Randomly pick 10 terms, becuase doing this for all of the terms would take a very long time.

In [30]:
import random

comparison_terms = random.sample(frequent_terms, 10)
comparison_terms

['missionary',
 'produces',
 'acquitted',
 'performed',
 'operetta',
 'target_blankthis',
 'mainly',
 'bottom',
 'islamic',
 'elsewhere']

In [31]:
# get the high value and low value count for each word in comparison terms
observed_expected = []
word_frequency = []

for i in comparison_terms:
    h_l = high_low_count(i)
    observed_expected.append(h_l)

observed_expected

[(22, 33),
 (49, 119),
 (6, 17),
 (72, 215),
 (22, 27),
 (51, 64),
 (43, 124),
 (43, 157),
 (17, 42),
 (9, 20)]

In [32]:
from scipy.stats import chisquare
import numpy as np

In [33]:
chi_squared = []

for obs_high_count, obs_low_count in observed_expected:
    # total number of times the word appears
    total = obs_high_count + obs_low_count
    # total proportion of how often the word appears divided by the total number of questions
    total_prop = total / jeopardy.shape[0]

    # get expected values by multiplying the total proportion by the total number of high/low questions
    exp_high_count = total_prop * high_value_count
    exp_low_count = total_prop * low_value_count

    # create numpy arrays
    observed = np.array([obs_high_count, obs_low_count])
    expected = np.array([exp_high_count, exp_low_count])

    # add chivalue and pvalue to chi_squared list
    chi_squared.append(chisquare(observed, expected))

chi_squared

[Power_divergenceResult(statistic=3.700342529477874, pvalue=0.05440129897014992),
 Power_divergenceResult(statistic=0.06014836782359, pvalue=0.8062615926457806),
 Power_divergenceResult(statistic=0.05621171538502828, pvalue=0.8125868927130006),
 Power_divergenceResult(statistic=1.4725425958422673, pvalue=0.22494495745754595),
 Power_divergenceResult(statistic=6.6393328979036035, pvalue=0.009975128042275058),
 Power_divergenceResult(statistic=14.565444332456028, pvalue=0.00013537444924416217),
 Power_divergenceResult(statistic=0.5416149903282792, pvalue=0.46176419173876504),
 Power_divergenceResult(statistic=4.575332281103448, pvalue=0.0324354548070976),
 Power_divergenceResult(statistic=0.0072482992491946, pvalue=0.9321525197784184),
 Power_divergenceResult(statistic=0.10572745161307058, pvalue=0.745061812207719)]

Most of our p-values are larger than 5%, which means they are not statistically significant.
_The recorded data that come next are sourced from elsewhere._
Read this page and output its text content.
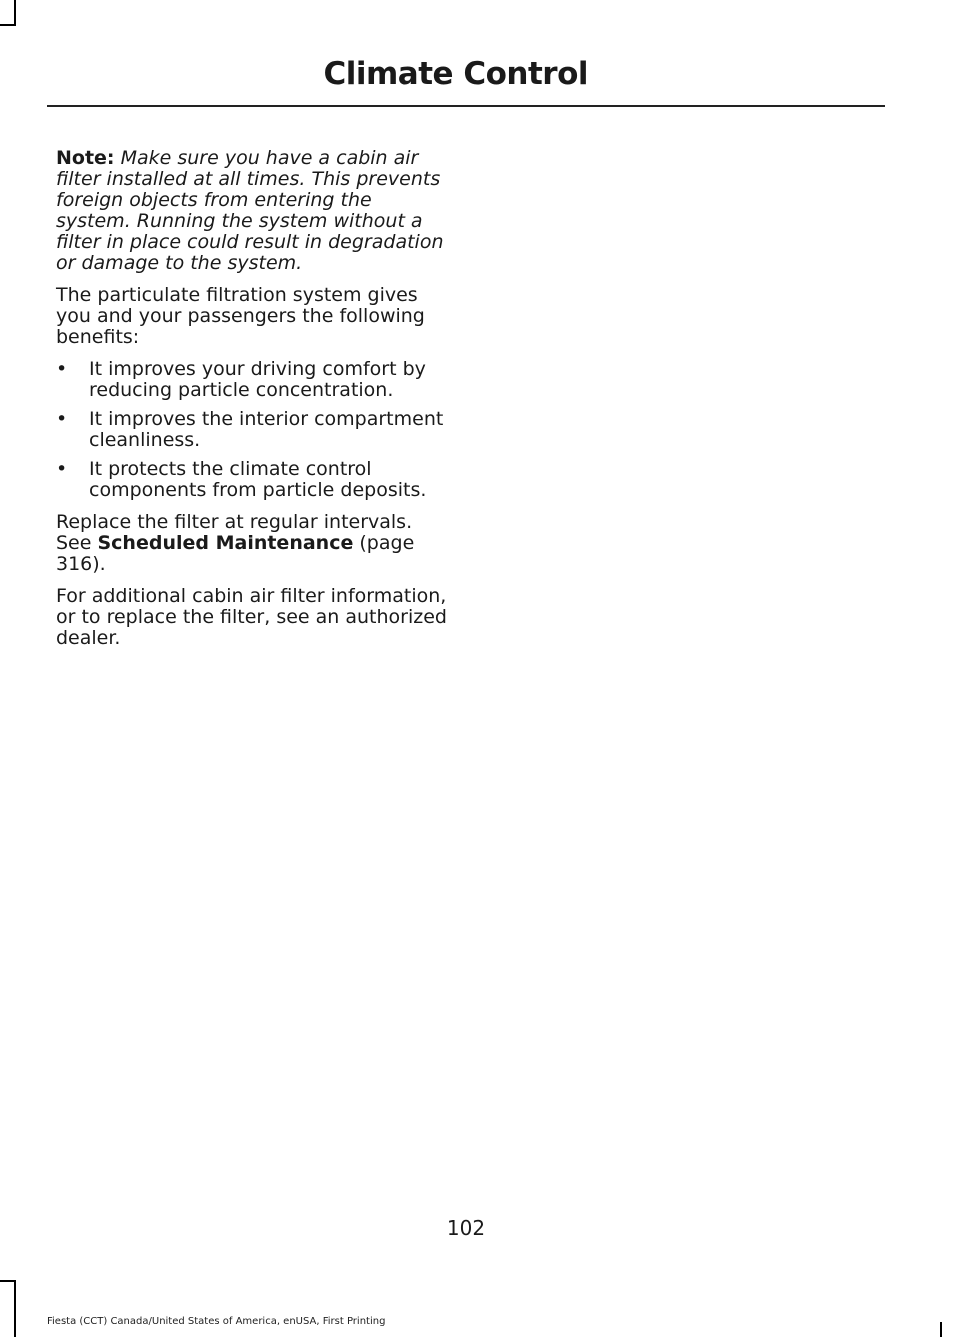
Climate Control

Note: Make sure you have a cabin air filter installed at all times. This prevents foreign objects from entering the system. Running the system without a filter in place could result in degradation or damage to the system.

The particulate filtration system gives you and your passengers the following benefits:

• It improves your driving comfort by reducing particle concentration.
• It improves the interior compartment cleanliness.
• It protects the climate control components from particle deposits.

Replace the filter at regular intervals. See Scheduled Maintenance (page 316).

For additional cabin air filter information, or to replace the filter, see an authorized dealer.

102
Fiesta (CCT) Canada/United States of America, enUSA, First Printing
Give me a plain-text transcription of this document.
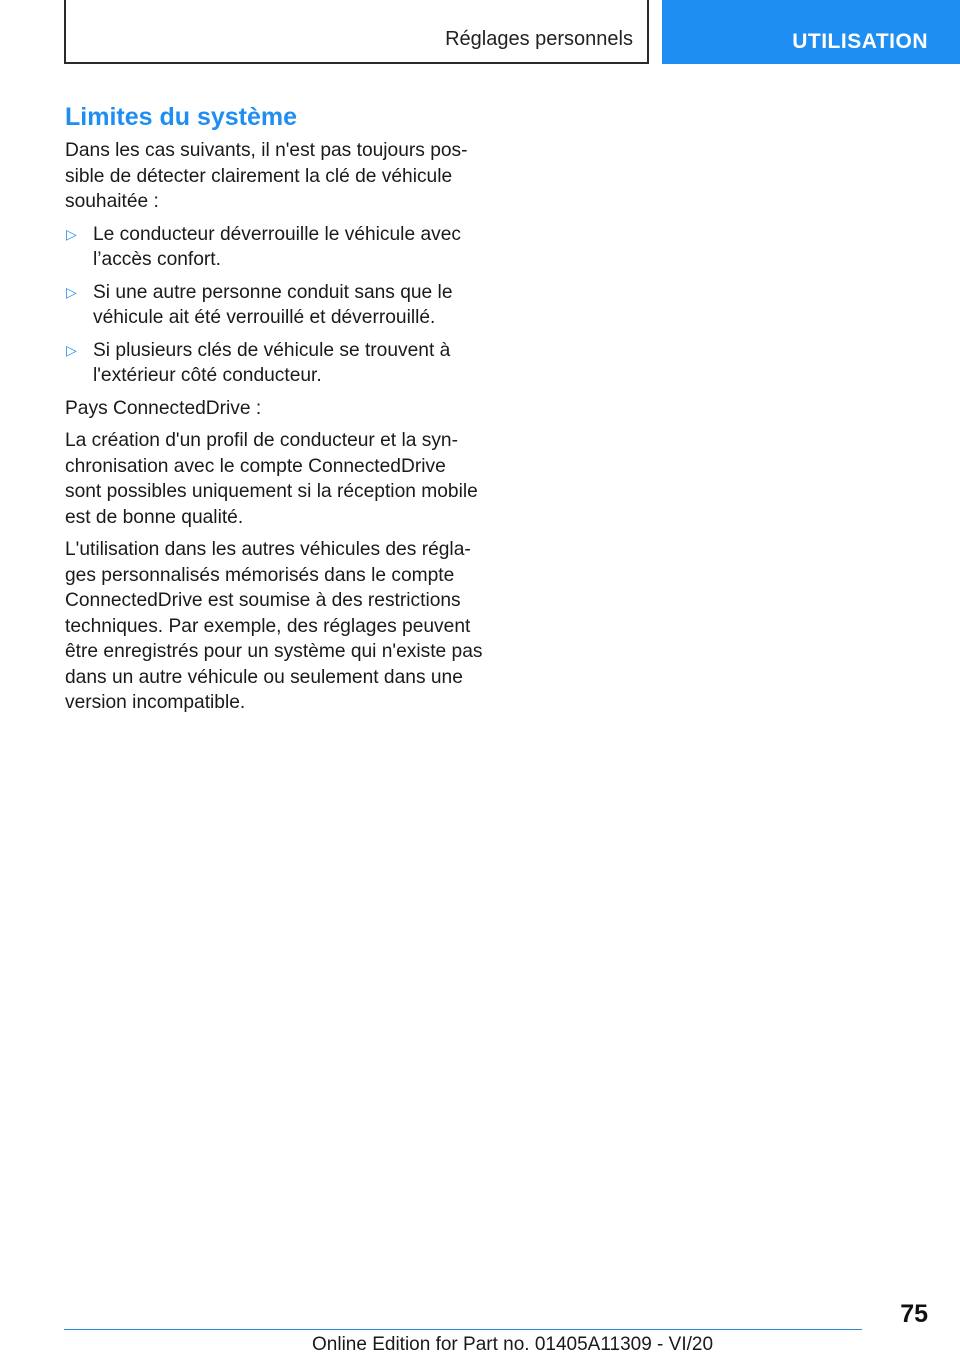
Réglages personnels	UTILISATION
Limites du système

Dans les cas suivants, il n'est pas toujours pos- sible de détecter clairement la clé de véhicule souhaitée :

▷ Le conducteur déverrouille le véhicule avec l’accès confort.
▷ Si une autre personne conduit sans que le véhicule ait été verrouillé et déverrouillé.
▷ Si plusieurs clés de véhicule se trouvent à l'extérieur côté conducteur.

Pays ConnectedDrive :

La création d'un profil de conducteur et la syn- chronisation avec le compte ConnectedDrive sont possibles uniquement si la réception mobile est de bonne qualité.

L'utilisation dans les autres véhicules des régla- ges personnalisés mémorisés dans le compte ConnectedDrive est soumise à des restrictions techniques. Par exemple, des réglages peuvent être enregistrés pour un système qui n'existe pas dans un autre véhicule ou seulement dans une version incompatible.

75
Online Edition for Part no. 01405A11309 - VI/20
Let's take a look at what words did have statistically significant results.

In [40]:
for i in range(10):
    word = comparison_terms[i]
    observed_h_l = observed_expected[i]
    chivalue = chi_squared[i].statistic
    pvalue = chi_squared[i].pvalue
    if pvalue < 0.05:
        print(word, observed_h_l, chivalue, pvalue)

operetta (22, 27) 6.6393328979036035 0.009975128042275058
target_blankthis (51, 64) 14.565444332456028 0.00013537444924416217
bottom (43, 157) 4.575332281103448 0.0324354548070976


## Chi-squared results
We planned on selecting the words with the biggest differences in usage between high and low value questions, by selecting the words with the highest associated chi-squared values. Unfortunately, all three of our statistically significant words occur more often in low value questions than high value questions, so that was not what we are looking for. Additionally, only 'operetta' seems meaningful in our context. 

If we think we might actually get to play on Jeopardy, we might further investigate what words occur in questions and see if we can find more words that we should add to our list of stop words. We would also need to look at a larger sample than 10 words.